Open Intensity opened this issue 9 years ago • 0 comments

In addition to improving the ratio for a final recompression pass, precomp by nature also improves deduplication ratios across a dataset since the content may coexist in both uncompressed and compressed forms. So there's a benefit to deduplication ratio (across a long range data stream/set) as well as compression.

That said, I'd like to propose that precomp support a bijective transform on an input (stream) which is applied even to an uncompresed archive - whether that's raw format, a tarfile, cpio/ditto, a ZFS send stream, zip -0, or an excerpt from an uncompressed vmdk using a few popular filesystem formats.

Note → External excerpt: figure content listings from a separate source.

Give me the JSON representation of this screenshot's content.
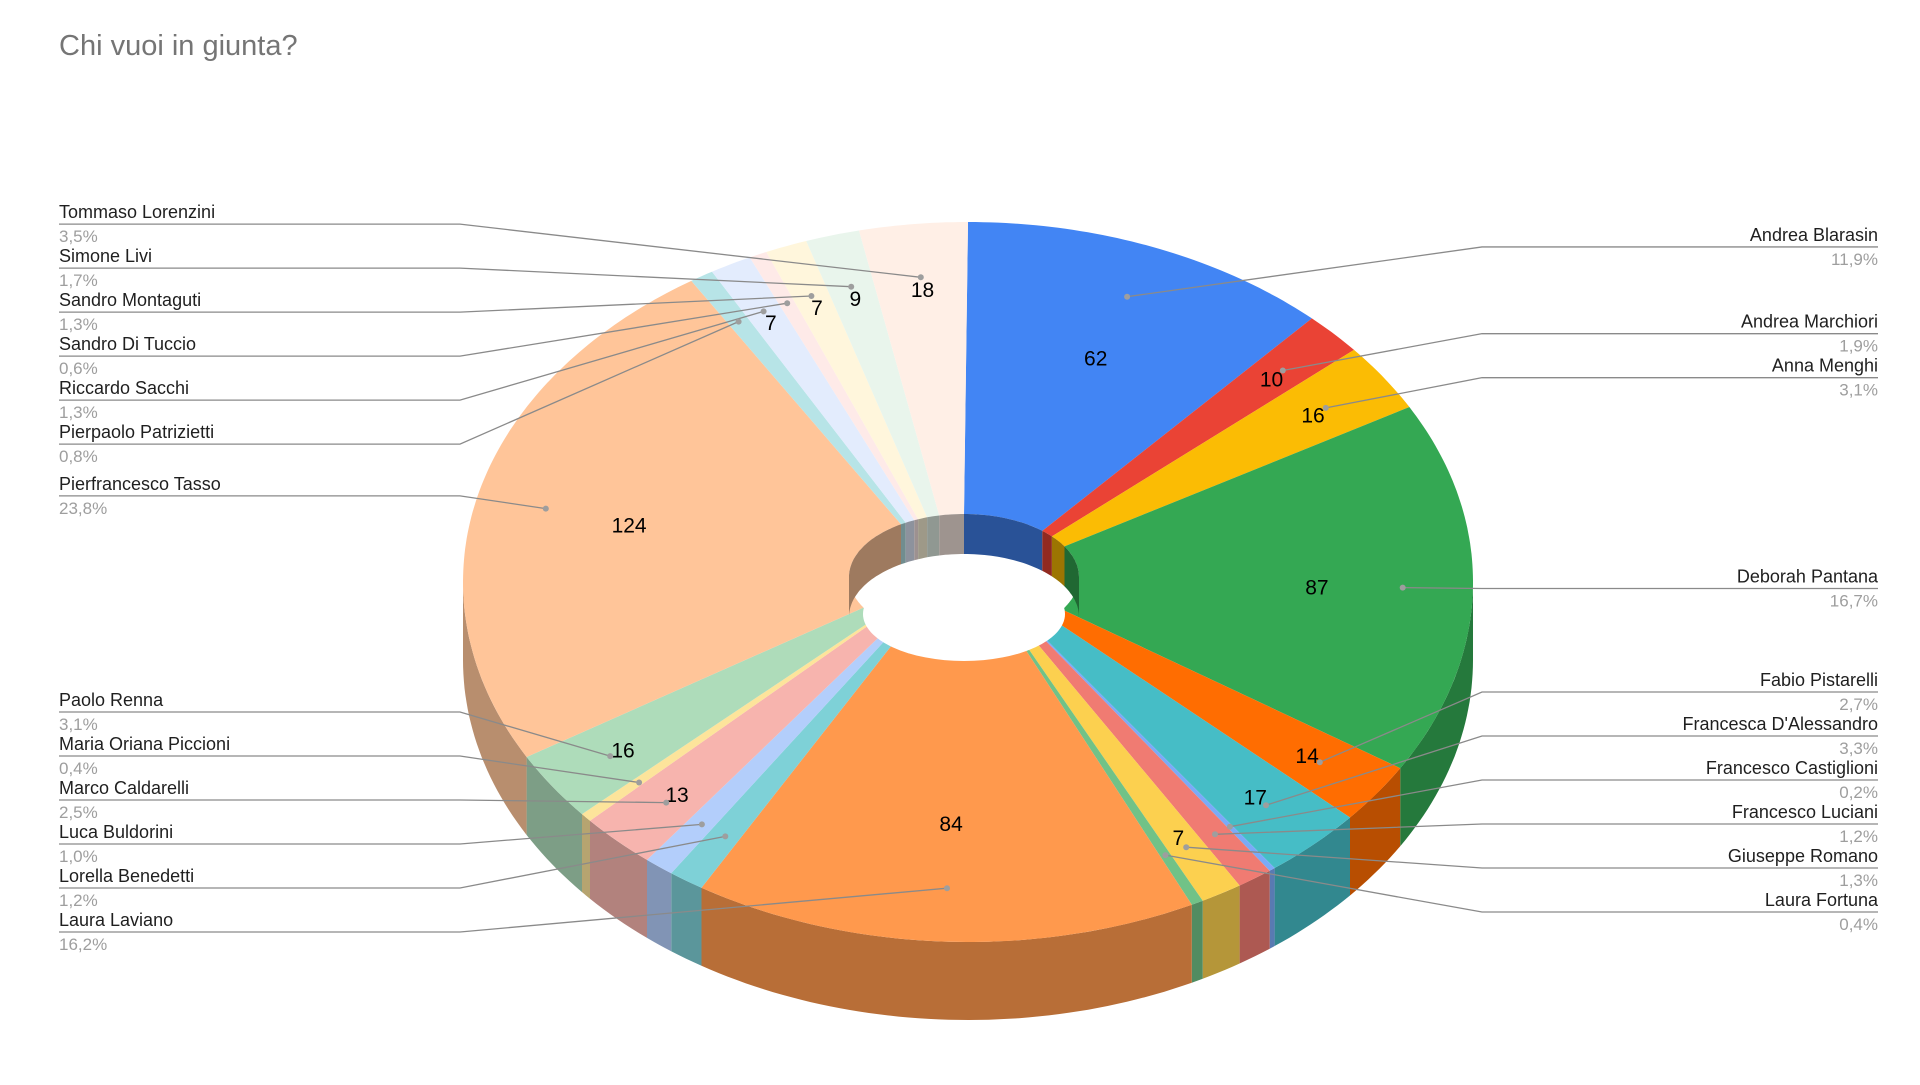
{
  "chart_data": {
    "type": "pie",
    "title": "Chi vuoi in giunta?",
    "style": "3d-donut",
    "legend": "none",
    "slices": [
      {
        "name": "Andrea Blarasin",
        "value": 62,
        "percent": "11,9%",
        "color": "#4285f4"
      },
      {
        "name": "Andrea Marchiori",
        "value": 10,
        "percent": "1,9%",
        "color": "#ea4335"
      },
      {
        "name": "Anna Menghi",
        "value": 16,
        "percent": "3,1%",
        "color": "#fbbc04"
      },
      {
        "name": "Deborah Pantana",
        "value": 87,
        "percent": "16,7%",
        "color": "#34a853"
      },
      {
        "name": "Fabio Pistarelli",
        "value": 14,
        "percent": "2,7%",
        "color": "#ff6d01"
      },
      {
        "name": "Francesca D'Alessandro",
        "value": 17,
        "percent": "3,3%",
        "color": "#46bdc6"
      },
      {
        "name": "Francesco Castiglioni",
        "value": 1,
        "percent": "0,2%",
        "color": "#7baaf7"
      },
      {
        "name": "Francesco Luciani",
        "value": 6,
        "percent": "1,2%",
        "color": "#f07b72"
      },
      {
        "name": "Giuseppe Romano",
        "value": 7,
        "percent": "1,3%",
        "color": "#fcd04f"
      },
      {
        "name": "Laura Fortuna",
        "value": 2,
        "percent": "0,4%",
        "color": "#71c287"
      },
      {
        "name": "Laura Laviano",
        "value": 84,
        "percent": "16,2%",
        "color": "#ff994d"
      },
      {
        "name": "Lorella Benedetti",
        "value": 6,
        "percent": "1,2%",
        "color": "#7ed1d7"
      },
      {
        "name": "Luca Buldorini",
        "value": 5,
        "percent": "1,0%",
        "color": "#b3cefb"
      },
      {
        "name": "Marco Caldarelli",
        "value": 13,
        "percent": "2,5%",
        "color": "#f7b4ae"
      },
      {
        "name": "Maria Oriana Piccioni",
        "value": 2,
        "percent": "0,4%",
        "color": "#fde49b"
      },
      {
        "name": "Paolo Renna",
        "value": 16,
        "percent": "3,1%",
        "color": "#aedcba"
      },
      {
        "name": "Pierfrancesco Tasso",
        "value": 124,
        "percent": "23,8%",
        "color": "#ffc599"
      },
      {
        "name": "Pierpaolo Patrizietti",
        "value": 4,
        "percent": "0,8%",
        "color": "#b7e4e7"
      },
      {
        "name": "Riccardo Sacchi",
        "value": 7,
        "percent": "1,3%",
        "color": "#e3ecfd"
      },
      {
        "name": "Sandro Di Tuccio",
        "value": 3,
        "percent": "0,6%",
        "color": "#feeae8"
      },
      {
        "name": "Sandro Montaguti",
        "value": 7,
        "percent": "1,3%",
        "color": "#fff6dc"
      },
      {
        "name": "Simone Livi",
        "value": 9,
        "percent": "1,7%",
        "color": "#e9f5ec"
      },
      {
        "name": "Tommaso Lorenzini",
        "value": 18,
        "percent": "3,5%",
        "color": "#ffefe6"
      }
    ],
    "value_labels_shown": [
      62,
      10,
      16,
      87,
      14,
      17,
      7,
      84,
      13,
      16,
      124,
      7,
      7,
      9,
      18
    ]
  }
}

This is proposed because it would further precomp's ability to normalise data and prepare it for efficient deduplication and compression. Variable-block deduplication processing can be done by tools like ddar (great since negligible memory needed), srep (more efficient than lrzip), and pcompress, as an example. In principle, I could set the (average) block size for deduplication small enough so that more blocks are considered equivalent and thus deduplicated. But that's more than what's needed. To do that completely might involve multiplying the resource requirements by a factor of ten. Analogously, if each of those tools chose a large enough blocksize, then the periodic presence of excess bytes in the stream (constituting the internal format) wouldn't cause as big of a problem. But a large blocksize is not always chosen, so this wouldn't be sufficient either.

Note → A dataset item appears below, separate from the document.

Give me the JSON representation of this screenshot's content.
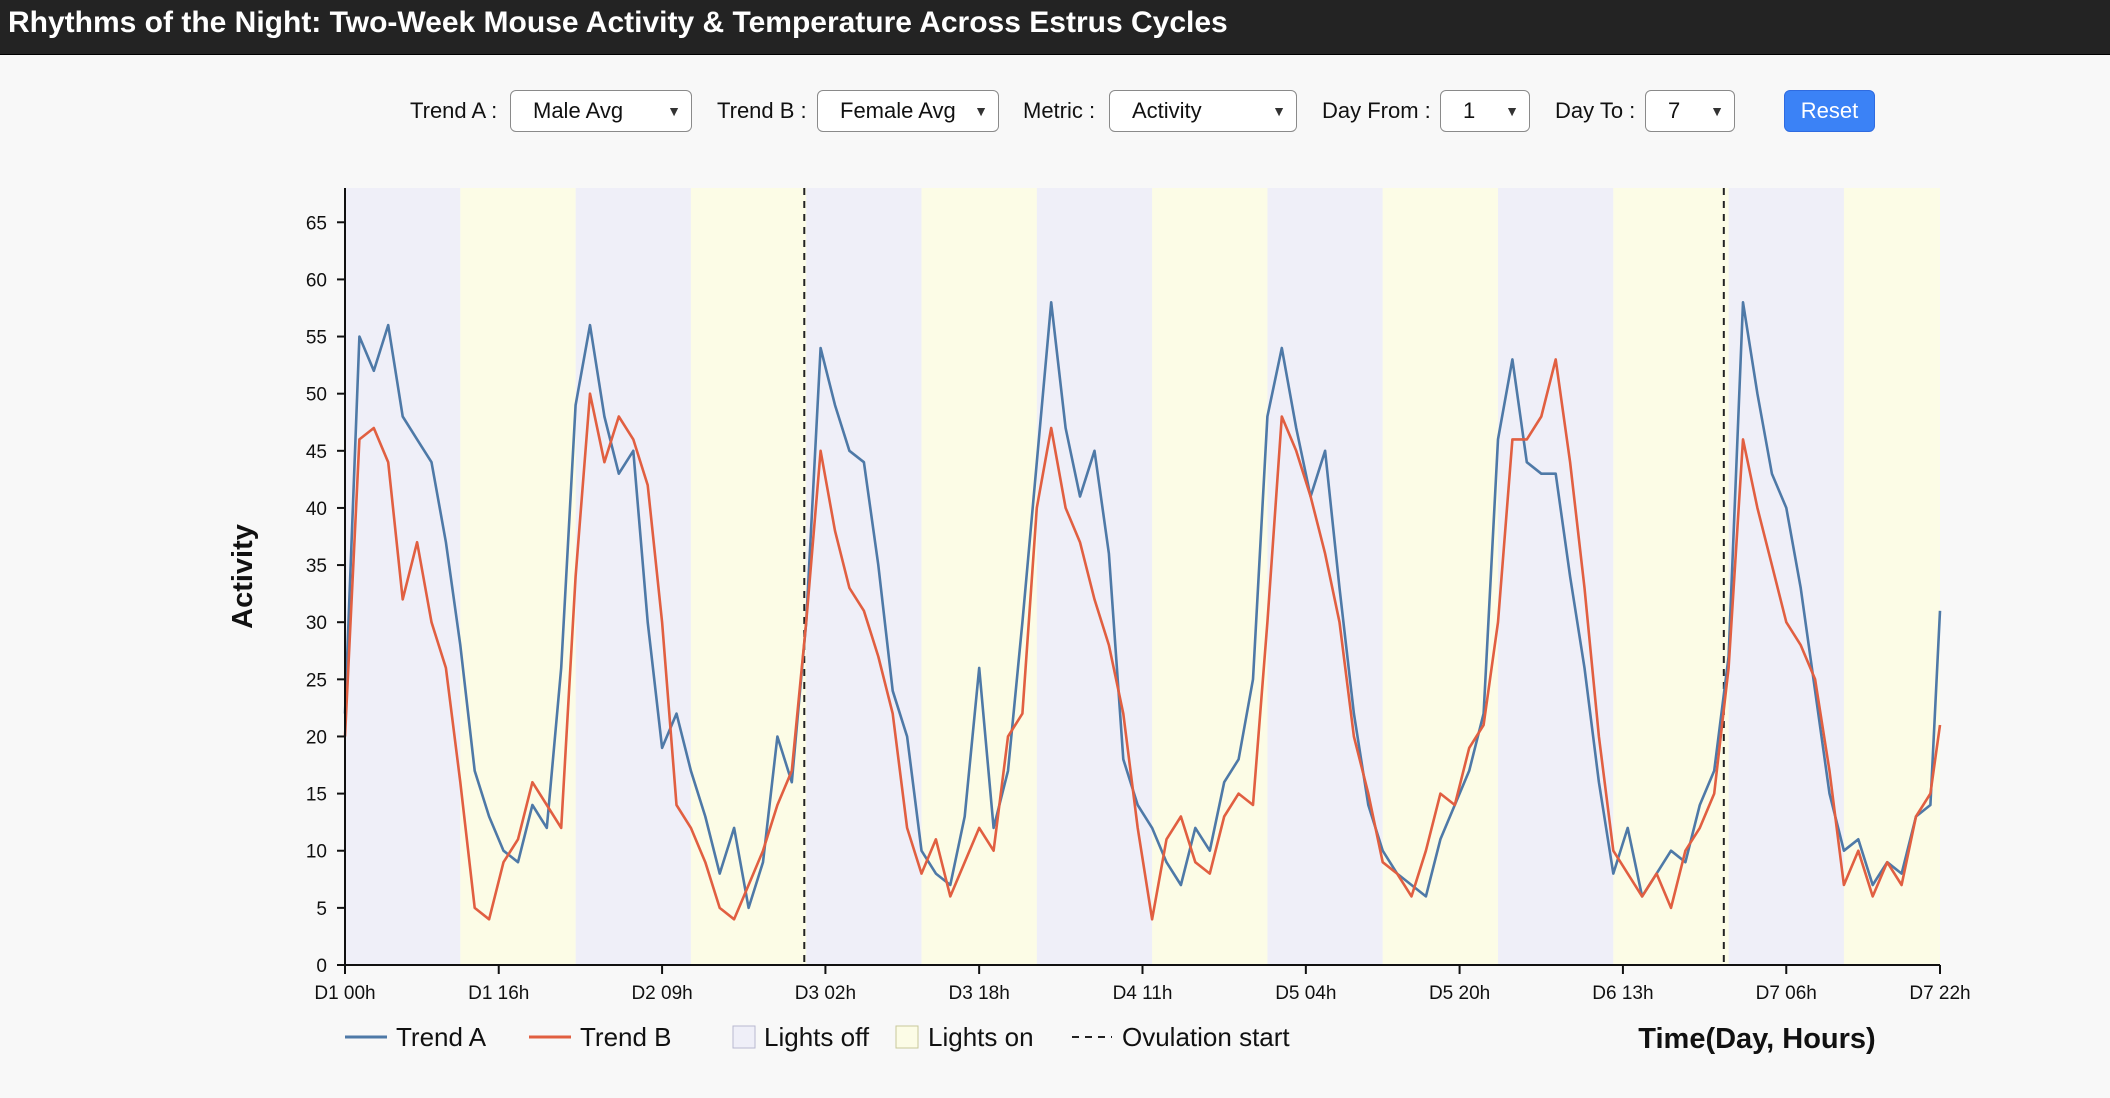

What if the tar/cpio format, ZFS stream, or VMDK/filesystem stream was reversibly altered in such a way that a deduplication pass on the resultant hybrid data stream would consider these multiple representations as nearly equivalent? Suppose for example that I have a tarfile and I've also unpacked the raw files. If I create a cpio file of the whole tree, including all of that, I now have multiple representations of the same data. I'd like to not have to store this twice. It's easier to notice when everything is in the same subdirectory, but suppose there are a few times data is replicated. Also, ideally this idea ought to apply recursively. A cpio file containing similar tarfiles should be just considered as a nested structure referencing some identical files.

The more that data is expressed in its most native format and the extent to which a canonical representation can be derived, the better the deduplication and compression. I think that most formats mentioned could be translated between each other as part of a stream processing with bounded memory. An imperfect transformation that encodes the side information would also suffice as long as the transform is reversible. In theory something like xdelta3 with just the right settings would help; maybe there's a way to generalise the idea without considering the particulars of a multitude of archive formats.

Jun 04 '16 02:06 Intensity